Key issues in Annapolis will include assisted suicide, education credit and sick leave
Jan 10, 2016
As the General Assembly opens in Annapolis this week for its 2016 legislative session, the Maryland Catholic Conference will be advocating on key issues related to end-of-life care, educational opportunities for children, and sick leave benefits for workers.
In a Jan. 8 briefing with Catholic journalists, Mary Ellen Russell – the executive director of the Maryland Catholic Conference – said the conference is again part of a broad-based coalition opposing expected legislation that would allow physician-assisted suicide in the state.
Russell said other key legislative priorities for the Maryland Catholic Conference include supporting a proposed Maryland Education Credit, a tax credit to businesses that donate to student assistance organizations that provide financial assistance to K-12 students for educational expenses, including tuition, transportation, special education services, tutoring and educational technology. A recent poll found that nearly two-thirds of Marylanders support the proposed education credit, which advocates say would increase educational opportunities for students from low-income families.
The Maryland Catholic Conference will also be supporting legislation that would help more workers in the state earn paid sick leave to care for themselves or a family member during an illness.
The conference’s annual Lobby Night, which in recent years has been held on Presidents’ Day, will be held this year on Tuesday Feb. 9 from 3-8 p.m. in Annapolis. In a letter to pastors of Catholic parishes in the state, Russell said the new date and format will provide a better opportunity for participants to meet with their legislators and will include a reception in the Miller Senate Office Building. People are asked to register at www.mdcatholic.org/LobbyNight .
After proposed assisted suicide legislation in Maryland failed to get out of committee last year, advocates have been meeting in working groups and are expected to offer a renewed effort to pass the bill this year. Maryland Against Physician Assisted Suicide, the broad-based coalition formed to fight the bill, includes medical professionals, advocates for senior citizens and people with disabilities, and representatives of numerous faith groups, including the Maryland Catholic Conference.
“This is not just a Catholic issue… The coalition is broad-based, there are a lot of communities concerned about this, and not just from a religious perspective,” said Anya Naegele, the Maryland Catholic Conference’s associate director for respect life issues. “If it passes, we’re going to see a lot of vulnerable populations put at risk for coercion and from negative consequences of the law.”
People can learn more about the dangers of physician-assisted suicide and receive alerts at www.StopAssistedSuicideMD.org. Opponents of assisted suicide warn that the proposed legislation in Maryland would not require family notification or for a doctor or nurse to be present; and the lethal drugs can be picked up at a local pharmacy. Also, the legislation wouldn’t require patients to receive a screening for depression, and medical experts say it’s impossible to accurately predict the duration of a terminal illness.

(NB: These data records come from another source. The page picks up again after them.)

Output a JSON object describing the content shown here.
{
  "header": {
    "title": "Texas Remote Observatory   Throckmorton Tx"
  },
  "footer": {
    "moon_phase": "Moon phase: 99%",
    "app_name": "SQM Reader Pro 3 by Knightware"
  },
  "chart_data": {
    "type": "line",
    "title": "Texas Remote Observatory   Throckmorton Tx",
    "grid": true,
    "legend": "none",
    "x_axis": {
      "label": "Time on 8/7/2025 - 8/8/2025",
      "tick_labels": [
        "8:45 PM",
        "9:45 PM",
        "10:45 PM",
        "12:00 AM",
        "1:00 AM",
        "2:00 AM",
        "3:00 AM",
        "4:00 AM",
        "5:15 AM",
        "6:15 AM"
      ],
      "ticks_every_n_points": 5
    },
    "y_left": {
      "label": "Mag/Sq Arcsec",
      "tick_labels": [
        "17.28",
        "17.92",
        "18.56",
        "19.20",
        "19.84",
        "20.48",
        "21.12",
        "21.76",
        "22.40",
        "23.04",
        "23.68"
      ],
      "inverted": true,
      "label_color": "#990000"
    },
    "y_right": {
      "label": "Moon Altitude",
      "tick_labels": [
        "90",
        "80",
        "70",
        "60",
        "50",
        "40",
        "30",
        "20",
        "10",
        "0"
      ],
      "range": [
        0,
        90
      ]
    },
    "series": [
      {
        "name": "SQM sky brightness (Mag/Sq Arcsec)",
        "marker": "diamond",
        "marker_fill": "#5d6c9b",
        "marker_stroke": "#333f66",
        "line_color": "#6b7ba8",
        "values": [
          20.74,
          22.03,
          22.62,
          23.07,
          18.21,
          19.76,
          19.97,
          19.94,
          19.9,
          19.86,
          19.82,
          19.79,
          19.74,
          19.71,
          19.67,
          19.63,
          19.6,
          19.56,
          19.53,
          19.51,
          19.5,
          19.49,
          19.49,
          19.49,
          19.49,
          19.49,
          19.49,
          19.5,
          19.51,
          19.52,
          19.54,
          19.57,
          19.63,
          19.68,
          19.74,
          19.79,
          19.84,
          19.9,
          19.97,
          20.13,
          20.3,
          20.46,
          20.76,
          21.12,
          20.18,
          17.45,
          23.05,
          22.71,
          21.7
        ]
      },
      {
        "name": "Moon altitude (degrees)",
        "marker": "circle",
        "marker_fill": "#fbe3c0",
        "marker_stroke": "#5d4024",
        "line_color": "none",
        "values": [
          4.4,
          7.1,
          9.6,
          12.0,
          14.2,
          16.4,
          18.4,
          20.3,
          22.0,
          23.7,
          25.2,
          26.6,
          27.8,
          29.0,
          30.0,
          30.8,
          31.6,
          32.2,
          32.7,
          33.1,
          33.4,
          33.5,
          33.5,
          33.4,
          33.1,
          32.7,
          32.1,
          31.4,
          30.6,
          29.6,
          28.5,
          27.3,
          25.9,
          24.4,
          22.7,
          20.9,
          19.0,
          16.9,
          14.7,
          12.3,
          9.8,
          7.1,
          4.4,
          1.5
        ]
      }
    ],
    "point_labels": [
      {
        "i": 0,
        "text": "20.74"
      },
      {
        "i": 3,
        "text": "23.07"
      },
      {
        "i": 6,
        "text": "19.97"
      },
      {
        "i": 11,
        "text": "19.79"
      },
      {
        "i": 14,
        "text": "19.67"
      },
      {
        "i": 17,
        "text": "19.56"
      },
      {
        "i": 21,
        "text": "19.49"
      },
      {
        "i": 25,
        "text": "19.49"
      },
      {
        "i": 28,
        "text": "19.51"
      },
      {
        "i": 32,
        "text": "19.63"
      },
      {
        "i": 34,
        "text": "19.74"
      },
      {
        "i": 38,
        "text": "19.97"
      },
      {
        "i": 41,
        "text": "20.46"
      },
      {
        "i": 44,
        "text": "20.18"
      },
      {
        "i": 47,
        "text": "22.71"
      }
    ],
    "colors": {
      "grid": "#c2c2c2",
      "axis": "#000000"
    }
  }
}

Naegele noted that if physician-assisted suicide legislation is passed in Maryland, families might face pressures to choose life ending rather than life sustaining care, because lethal drugs are often cheaper than life-prolonging treatment. The Catholic Church approaches the issue from the belief that all human life has God-given dignity from conception to natural death and should be respected and protected in all its stages.
Garrett O’Day, the Maryland Catholic Conference’s associate director for issues related to education, children and families, said he is optimistic about the Maryland Education Credit moving forward in the state’s legislature this year. “This issue has re-emerged into the forefront of big issues that our legislature is considering,” he said.
The education credit would expand educational opportunities for families in the state, O’Day said, adding that affordability “is a huge concern for our Catholic school families.”
The poll of 600 randomly selected Maryland registered voters taken this past August found bipartisan support for the Maryland Education Credit, with 63 percent of the state’s voters supporting it. Steve Raabe, the founder and president of OpinionWorks, which conducted the poll, said, “Voters appreciate the assistance it will provide for lower- and middle-income students, they believe businesses have a positive role to play, and they see a benefit to families being able to choose the school they feel is best for them.”
Nonpublic Schools Advocacy Day, which last year drew more than 700 students, teachers and parents to Annapolis to support the Maryland Education Credit, will be held on March 2, from 8:30 a.m. to 1 p.m. For information, go to www.educationmaryland.org.
Legislation for paid sick leave is an urgent issue for Maryland workers and their families, said Dana Davenport, the Maryland Catholic Conference’s associate director for social and economic justice issues. She noted that currently, 40 percent of private-sector workers in the state are unable to earn paid sick days.
“This is one of our key issues, because it comes down to our Catholic social teaching on the dignity of work,” she said. Davenport said that paid sick leave is beneficial for employees and employers alike – enabling workers to care for themselves and their family members without risking the loss of their job or the loss of crucial income for their home and family expenses, and helping reduce turnover in businesses.
“Everybody gets sick at some point in life,” she said, expressing optimism that the issue will resonate with legislators and pass this session.